Here’s Why You Want Women on Your Board

Here’s Why You Want Women on Your Board

We’ve seen plenty of research showing that companies with more women in leadership roles, whether in the C-suite or on the board, tend to be a bit more profitable, outperform their peers at corporate governance, and enjoy more positive reputations; what’s less understood is why. What, specifically, do women executives or directors bring to the table that all-male leadership teams don’t have? A recent study sheds some light on this question, Alina Dizik writes at the Wall Street Journal, finding that women directors are “likely to bring a half-dozen skills important to decision making that weren’t well-represented on their boards before their arrival: risk management, human resources, sustainability, politics or government, regulatory or compliance, and corporate governance”:

These are the findings of Daehyun Kim, assistant professor of accounting at the University of Toronto’s Rotman School of Management, who says he reached his conclusions after reviewing proxy statements filed with the Securities and Exchange Commission that detailed the skills, qualifications and expertise of incoming directors. Dr. Kim focused on smaller companies, the S&P SmallCap 600, because there is less gender diversity in smaller companies, he says. But according to his research, he says, similar results can be seen on boards of the largest 1,500 public companies in the U.S.
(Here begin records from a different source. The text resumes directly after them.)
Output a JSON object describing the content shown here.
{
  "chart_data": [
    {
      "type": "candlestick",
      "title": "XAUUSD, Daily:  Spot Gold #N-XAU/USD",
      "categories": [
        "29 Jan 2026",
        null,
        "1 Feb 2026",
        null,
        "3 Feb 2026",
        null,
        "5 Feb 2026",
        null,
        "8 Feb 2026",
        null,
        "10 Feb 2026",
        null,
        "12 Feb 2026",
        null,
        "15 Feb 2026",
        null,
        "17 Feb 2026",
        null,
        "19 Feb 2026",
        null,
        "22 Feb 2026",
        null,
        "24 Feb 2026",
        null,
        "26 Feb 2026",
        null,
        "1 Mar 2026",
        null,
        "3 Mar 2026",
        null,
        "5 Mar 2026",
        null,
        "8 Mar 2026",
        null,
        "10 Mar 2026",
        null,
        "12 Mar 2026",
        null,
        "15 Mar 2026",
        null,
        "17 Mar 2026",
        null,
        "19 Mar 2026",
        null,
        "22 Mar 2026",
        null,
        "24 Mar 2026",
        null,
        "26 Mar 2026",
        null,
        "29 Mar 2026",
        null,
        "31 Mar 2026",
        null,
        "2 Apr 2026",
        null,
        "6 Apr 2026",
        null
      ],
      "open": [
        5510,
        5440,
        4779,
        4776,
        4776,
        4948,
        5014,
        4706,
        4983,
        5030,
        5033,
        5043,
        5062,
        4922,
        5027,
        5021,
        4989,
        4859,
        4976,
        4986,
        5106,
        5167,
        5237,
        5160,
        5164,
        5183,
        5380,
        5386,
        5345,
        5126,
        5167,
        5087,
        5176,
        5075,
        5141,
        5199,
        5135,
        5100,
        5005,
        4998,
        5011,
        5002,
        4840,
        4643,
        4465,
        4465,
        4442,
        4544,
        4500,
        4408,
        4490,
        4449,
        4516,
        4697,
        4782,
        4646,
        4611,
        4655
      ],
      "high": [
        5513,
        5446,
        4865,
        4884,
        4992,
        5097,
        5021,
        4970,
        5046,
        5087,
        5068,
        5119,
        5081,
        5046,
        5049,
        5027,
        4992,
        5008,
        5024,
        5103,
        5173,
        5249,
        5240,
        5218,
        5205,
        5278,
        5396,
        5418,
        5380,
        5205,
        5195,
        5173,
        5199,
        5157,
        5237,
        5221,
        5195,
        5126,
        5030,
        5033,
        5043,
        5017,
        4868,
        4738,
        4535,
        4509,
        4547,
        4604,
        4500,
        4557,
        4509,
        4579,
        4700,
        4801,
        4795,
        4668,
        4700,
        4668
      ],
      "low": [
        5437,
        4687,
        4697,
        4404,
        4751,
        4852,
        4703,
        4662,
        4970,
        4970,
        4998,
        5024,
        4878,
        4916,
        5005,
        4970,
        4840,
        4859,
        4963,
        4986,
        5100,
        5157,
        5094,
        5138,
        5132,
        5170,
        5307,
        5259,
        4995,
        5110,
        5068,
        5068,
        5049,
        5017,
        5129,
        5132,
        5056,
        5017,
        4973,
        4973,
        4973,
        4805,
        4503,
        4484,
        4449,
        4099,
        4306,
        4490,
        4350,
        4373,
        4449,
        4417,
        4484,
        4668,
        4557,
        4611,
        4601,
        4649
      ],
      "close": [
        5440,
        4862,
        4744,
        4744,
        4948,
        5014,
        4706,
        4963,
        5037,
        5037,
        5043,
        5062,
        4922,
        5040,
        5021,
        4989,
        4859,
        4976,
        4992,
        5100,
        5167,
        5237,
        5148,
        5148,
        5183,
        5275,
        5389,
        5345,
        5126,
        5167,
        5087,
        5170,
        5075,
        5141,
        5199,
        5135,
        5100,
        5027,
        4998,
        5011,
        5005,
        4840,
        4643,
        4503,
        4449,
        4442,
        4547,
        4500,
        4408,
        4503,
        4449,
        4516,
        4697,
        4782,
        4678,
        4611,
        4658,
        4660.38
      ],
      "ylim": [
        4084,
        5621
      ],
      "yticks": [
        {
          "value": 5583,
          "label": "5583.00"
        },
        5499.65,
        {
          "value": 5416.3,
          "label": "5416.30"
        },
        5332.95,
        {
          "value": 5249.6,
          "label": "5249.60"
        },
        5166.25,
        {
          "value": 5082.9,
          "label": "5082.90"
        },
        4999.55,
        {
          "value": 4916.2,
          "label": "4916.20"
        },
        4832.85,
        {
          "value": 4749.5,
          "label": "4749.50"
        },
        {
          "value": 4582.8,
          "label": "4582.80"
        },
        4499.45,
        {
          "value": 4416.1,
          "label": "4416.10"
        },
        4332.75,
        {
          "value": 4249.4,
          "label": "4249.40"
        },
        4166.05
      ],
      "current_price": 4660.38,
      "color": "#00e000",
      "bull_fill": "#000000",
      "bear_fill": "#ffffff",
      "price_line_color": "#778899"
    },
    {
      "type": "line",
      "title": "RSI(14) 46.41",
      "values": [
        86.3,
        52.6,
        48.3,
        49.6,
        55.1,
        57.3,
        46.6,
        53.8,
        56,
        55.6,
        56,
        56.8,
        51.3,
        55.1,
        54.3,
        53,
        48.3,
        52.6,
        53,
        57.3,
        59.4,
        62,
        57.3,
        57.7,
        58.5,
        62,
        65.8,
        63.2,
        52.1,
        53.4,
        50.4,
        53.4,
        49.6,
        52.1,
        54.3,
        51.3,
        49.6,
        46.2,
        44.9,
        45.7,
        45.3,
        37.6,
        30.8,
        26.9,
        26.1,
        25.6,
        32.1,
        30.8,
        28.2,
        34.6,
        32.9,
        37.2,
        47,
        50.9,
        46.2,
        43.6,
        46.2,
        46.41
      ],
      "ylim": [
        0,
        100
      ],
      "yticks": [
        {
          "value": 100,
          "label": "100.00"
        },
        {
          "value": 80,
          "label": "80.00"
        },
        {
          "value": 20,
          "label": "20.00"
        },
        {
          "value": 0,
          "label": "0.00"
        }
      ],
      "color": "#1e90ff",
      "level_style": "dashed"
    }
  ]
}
This research further illustrates how harmful it is for boards to buy into the myth that there are no qualified women available to join them. Not only are these organizations losing out on the invaluable perspective to be gained from including women, they are also ignoring a talent pool with critically important competencies. If a board can’t find any qualified female directors, perhaps their definition of “qualified” is excluding women with skills they don’t realize they need. Especially at a time when boards are under increasing pressure to step up their governance activities and get more involved in HR and talent management, these findings make the already strong case for gender diversity on boards even more compelling.